A abrupta, infundada e contrária ao interesse público mudança de rumos quanto à admissibilidade da cassação vem desprovida de qualquer razoabilidade e coloca-se francamente dissonante das tendências mundiais de política pública anticorrupção.
A vedação à perda da aposentadoria funciona como incentivo à prática de ilícitos e compromete absolutamente o equilíbrio da análise custo-benefício levada a efeito pelo agente corrupto/ímprobo ao decidir agir em desconformidade com a lei.
Realmente, e conforme estabelece a doutrina risco-recompensa voltada à elucidação dos motivos pelos quais as pessoas se envolvem na prática de atos ilegais, uma vez ausente o risco de punição, o estímulo à prática de desvios torna-se marcadamente eloquente.
Tome-se, por exemplo, os servidores próximos da aposentadoria, que não raramente permanecem exercendo suas funções junto à Administração mediante cargo em comissão após a investidura nessa nova situação jurídica.
A proibição de cassação de aposentadoria os coloca em posição acima do bem e do mal, posto que a prática de qualquer infração disciplinar restaria praticamente não sujeita a sanção alguma.
O cometimento do ilícito funcional — potencialmente caracterizador, também, de infrações criminais ou de natureza político-administrativa — não desencadeará, em cenários tais, absolutamente nenhuma medida efetiva pela Administração: ultrapassada a "linha de chegada" da aposentadoria, ainda que se aperfeiçoe uma eventual exoneração, a mesma não impedirá futura renomeação, ficando o agente faltoso como que com um "salvo-conduto" para a perpetração de ilícitos.
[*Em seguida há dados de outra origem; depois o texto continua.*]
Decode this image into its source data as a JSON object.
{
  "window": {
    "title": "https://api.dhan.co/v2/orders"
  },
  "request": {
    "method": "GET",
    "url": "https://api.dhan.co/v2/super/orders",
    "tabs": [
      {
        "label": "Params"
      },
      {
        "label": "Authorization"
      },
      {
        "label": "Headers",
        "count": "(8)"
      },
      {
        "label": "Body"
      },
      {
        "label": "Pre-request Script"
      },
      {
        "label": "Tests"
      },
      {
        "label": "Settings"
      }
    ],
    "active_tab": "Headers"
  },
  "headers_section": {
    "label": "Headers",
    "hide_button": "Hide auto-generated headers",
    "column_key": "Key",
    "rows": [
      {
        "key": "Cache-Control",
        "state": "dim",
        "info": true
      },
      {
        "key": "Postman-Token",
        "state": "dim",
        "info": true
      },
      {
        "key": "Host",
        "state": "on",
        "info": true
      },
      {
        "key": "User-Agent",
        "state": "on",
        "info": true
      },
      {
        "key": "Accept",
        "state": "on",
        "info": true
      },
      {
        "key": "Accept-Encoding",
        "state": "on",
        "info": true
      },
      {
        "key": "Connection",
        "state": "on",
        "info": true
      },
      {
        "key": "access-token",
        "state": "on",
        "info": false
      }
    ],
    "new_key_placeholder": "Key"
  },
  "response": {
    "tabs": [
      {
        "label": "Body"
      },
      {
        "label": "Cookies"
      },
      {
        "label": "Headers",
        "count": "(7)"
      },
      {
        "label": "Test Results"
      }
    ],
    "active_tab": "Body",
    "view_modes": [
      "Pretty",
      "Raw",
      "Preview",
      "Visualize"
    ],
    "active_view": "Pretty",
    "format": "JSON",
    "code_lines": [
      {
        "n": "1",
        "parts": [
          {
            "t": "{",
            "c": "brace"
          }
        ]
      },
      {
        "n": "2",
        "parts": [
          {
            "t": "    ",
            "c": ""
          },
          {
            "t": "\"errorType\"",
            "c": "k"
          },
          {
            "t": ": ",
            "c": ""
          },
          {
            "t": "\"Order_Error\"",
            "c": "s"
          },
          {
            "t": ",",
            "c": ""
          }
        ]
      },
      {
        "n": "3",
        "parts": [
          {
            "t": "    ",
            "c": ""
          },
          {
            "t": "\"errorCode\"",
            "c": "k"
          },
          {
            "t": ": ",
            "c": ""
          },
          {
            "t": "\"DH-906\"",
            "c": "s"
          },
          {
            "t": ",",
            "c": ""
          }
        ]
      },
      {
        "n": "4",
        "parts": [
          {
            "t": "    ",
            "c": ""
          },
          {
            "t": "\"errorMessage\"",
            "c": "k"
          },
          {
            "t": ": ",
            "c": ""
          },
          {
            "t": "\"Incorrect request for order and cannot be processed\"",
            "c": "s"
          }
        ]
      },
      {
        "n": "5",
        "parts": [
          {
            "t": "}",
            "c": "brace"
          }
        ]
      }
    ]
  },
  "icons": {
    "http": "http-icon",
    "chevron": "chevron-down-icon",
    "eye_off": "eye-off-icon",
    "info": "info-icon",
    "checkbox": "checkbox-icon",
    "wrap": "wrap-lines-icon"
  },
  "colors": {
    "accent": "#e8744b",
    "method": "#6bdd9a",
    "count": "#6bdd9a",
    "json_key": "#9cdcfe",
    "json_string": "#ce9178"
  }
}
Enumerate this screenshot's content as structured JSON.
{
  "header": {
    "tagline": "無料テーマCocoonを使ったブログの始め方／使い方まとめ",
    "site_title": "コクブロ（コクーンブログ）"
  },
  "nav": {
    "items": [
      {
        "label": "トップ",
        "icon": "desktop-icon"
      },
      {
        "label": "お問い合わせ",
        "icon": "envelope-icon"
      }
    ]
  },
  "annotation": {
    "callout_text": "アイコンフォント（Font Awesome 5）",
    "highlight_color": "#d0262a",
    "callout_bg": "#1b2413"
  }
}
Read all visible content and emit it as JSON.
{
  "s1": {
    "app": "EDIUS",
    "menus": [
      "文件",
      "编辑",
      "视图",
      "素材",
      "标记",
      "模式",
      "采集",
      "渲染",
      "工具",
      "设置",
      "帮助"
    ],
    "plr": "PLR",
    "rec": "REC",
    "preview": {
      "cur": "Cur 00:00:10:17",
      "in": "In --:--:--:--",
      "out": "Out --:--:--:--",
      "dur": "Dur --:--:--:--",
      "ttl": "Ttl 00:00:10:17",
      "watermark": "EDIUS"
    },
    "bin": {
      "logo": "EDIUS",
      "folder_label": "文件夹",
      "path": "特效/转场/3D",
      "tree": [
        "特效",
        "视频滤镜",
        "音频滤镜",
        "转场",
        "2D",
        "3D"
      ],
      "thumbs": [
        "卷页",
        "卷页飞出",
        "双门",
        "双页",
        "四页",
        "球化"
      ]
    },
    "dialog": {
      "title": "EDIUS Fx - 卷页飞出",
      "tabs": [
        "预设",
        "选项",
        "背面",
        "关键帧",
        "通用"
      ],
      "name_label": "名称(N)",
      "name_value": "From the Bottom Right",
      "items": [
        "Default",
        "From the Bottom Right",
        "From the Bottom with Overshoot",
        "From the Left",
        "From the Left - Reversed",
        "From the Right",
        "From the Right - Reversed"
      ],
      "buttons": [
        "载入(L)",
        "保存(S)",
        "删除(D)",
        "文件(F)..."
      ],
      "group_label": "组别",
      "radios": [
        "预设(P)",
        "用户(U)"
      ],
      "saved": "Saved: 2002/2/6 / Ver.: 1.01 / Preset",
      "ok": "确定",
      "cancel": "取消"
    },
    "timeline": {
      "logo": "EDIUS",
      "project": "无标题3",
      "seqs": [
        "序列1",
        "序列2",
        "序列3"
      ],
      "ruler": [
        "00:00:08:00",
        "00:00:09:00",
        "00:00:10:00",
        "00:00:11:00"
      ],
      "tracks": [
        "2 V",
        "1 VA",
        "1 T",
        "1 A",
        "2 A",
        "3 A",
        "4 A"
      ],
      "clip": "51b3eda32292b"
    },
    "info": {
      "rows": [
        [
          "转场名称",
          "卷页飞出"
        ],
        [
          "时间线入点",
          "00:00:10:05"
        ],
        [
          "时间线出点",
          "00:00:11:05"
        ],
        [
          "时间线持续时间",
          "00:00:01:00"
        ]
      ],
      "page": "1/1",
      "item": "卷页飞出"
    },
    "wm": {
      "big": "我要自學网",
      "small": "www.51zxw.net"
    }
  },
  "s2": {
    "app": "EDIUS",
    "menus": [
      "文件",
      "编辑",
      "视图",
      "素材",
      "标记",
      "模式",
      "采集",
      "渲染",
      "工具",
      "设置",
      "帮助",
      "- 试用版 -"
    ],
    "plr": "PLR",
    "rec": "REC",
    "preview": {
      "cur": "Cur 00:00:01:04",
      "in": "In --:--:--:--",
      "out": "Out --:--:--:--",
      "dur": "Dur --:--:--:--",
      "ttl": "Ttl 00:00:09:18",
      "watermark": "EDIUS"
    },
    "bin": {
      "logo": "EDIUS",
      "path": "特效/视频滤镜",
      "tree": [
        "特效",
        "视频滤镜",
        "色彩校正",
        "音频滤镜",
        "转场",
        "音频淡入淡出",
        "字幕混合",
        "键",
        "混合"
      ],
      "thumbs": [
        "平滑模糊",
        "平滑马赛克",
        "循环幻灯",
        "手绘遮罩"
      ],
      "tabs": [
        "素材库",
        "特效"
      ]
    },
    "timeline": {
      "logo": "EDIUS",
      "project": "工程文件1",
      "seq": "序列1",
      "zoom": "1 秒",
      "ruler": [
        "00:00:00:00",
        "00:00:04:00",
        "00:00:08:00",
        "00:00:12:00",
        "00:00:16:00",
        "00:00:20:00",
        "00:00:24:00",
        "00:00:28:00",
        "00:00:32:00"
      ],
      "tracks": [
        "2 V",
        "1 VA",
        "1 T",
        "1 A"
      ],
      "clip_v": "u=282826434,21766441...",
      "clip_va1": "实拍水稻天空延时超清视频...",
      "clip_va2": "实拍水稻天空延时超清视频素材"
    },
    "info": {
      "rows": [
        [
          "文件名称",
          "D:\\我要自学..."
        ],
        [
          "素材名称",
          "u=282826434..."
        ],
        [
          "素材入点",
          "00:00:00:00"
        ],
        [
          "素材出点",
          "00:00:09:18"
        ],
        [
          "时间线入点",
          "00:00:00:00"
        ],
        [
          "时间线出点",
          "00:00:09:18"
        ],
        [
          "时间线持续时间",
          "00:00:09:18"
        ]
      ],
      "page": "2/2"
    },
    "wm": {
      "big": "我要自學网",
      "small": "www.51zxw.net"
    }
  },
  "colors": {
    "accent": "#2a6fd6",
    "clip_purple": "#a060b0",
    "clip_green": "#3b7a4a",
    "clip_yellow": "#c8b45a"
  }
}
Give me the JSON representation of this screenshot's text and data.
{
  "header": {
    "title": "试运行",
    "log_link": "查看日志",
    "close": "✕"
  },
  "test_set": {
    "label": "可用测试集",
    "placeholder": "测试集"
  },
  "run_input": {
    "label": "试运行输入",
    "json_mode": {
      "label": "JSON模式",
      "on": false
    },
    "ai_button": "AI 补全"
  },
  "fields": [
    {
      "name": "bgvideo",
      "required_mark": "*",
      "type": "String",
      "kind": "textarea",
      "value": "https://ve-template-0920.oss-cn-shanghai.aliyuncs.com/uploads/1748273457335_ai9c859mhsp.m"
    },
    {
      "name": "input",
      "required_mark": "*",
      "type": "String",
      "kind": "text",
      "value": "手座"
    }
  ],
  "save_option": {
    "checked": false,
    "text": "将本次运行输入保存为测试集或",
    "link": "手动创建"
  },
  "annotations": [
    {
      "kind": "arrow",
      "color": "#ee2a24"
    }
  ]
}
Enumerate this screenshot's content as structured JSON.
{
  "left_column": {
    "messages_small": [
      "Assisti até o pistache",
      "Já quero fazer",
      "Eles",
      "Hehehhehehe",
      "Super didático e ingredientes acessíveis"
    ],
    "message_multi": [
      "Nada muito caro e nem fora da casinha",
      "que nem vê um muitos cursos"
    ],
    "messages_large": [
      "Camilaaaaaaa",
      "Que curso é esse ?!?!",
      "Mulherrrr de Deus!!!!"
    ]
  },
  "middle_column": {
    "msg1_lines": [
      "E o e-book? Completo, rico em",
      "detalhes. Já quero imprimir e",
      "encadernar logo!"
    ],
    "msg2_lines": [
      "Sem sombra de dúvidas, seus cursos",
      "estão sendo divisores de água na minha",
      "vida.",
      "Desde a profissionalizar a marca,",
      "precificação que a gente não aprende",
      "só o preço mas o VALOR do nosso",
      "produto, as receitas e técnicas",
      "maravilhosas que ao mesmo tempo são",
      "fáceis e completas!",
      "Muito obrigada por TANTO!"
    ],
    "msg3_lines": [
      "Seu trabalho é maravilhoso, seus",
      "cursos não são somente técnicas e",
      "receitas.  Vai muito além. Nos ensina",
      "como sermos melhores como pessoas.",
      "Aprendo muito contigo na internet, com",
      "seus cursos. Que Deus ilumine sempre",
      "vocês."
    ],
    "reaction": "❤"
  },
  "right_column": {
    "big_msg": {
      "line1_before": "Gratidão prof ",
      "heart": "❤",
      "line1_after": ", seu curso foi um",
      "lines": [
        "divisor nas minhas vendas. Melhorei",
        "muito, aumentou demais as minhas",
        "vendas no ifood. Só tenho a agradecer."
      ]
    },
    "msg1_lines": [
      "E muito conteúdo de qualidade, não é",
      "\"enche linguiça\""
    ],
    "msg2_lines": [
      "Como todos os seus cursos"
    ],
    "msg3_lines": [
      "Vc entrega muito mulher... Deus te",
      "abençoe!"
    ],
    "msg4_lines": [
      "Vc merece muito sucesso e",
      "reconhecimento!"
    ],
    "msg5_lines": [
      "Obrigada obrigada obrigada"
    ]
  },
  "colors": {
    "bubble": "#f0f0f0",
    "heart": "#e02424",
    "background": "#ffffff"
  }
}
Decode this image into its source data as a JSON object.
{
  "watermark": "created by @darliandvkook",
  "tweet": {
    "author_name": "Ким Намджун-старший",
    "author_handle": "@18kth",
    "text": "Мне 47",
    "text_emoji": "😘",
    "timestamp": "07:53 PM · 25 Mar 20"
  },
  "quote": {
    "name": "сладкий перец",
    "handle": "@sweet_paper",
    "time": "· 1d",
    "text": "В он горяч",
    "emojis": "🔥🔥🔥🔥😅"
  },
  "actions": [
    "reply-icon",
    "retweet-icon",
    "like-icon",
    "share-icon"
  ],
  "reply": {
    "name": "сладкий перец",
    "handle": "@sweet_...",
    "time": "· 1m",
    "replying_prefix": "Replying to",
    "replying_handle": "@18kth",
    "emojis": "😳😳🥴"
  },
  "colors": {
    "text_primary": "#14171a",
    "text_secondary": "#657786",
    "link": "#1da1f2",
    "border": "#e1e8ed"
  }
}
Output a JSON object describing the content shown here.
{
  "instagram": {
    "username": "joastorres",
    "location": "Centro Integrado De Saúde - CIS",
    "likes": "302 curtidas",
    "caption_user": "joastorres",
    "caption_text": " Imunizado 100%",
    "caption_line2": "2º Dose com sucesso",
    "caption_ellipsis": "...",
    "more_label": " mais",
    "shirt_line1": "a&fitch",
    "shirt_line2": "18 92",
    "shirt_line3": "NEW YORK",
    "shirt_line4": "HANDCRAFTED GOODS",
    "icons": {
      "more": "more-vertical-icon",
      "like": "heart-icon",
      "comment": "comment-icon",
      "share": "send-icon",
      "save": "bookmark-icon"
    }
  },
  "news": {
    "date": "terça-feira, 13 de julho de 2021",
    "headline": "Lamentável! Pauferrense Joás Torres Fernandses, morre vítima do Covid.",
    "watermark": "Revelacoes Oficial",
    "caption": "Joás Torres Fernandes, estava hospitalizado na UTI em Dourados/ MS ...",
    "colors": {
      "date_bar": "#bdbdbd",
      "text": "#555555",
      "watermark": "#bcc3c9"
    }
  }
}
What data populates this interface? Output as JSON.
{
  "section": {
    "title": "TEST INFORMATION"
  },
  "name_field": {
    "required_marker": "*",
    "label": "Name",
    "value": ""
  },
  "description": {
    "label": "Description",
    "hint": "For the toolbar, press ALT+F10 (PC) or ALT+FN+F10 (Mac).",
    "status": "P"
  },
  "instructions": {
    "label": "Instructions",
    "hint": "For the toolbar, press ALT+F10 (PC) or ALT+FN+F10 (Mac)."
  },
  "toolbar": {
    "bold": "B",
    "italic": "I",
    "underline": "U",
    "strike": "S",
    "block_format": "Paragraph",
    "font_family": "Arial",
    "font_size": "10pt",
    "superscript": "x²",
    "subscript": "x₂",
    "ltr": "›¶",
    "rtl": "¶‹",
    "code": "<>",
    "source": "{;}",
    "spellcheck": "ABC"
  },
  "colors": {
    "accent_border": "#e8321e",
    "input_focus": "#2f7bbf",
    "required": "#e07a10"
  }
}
Não se questiona que o fato ensejador da potencial cassação deva necessariamente ter sido cometido enquanto ainda em exercício o servidor (e independentemente de haver preenchido os requisitos para se aposentar). A sua vedação absoluta, porém, é evidentemente contrária ao interesse público e toda a lógica repressiva e preventiva de perpetração de ilegalidades.
Com a alteração, perde toda a sociedade brasileira; sofre o já tão castigado sistema de combate à corrupção e, infelizmente, fica cada vez mais distante qualquer pretensão séria de promoção da integridade pública brasileira.
Laura Mendes Amando de Barros é doutora e mestre em Direito do Estado pela USP, especialista em Direito Público pela Escola da Paulista da Magistratura e em Autoridades Locais e o Estado pela ENA-Paris, ex- controladora-geral do município de São Paulo e professora do Insper.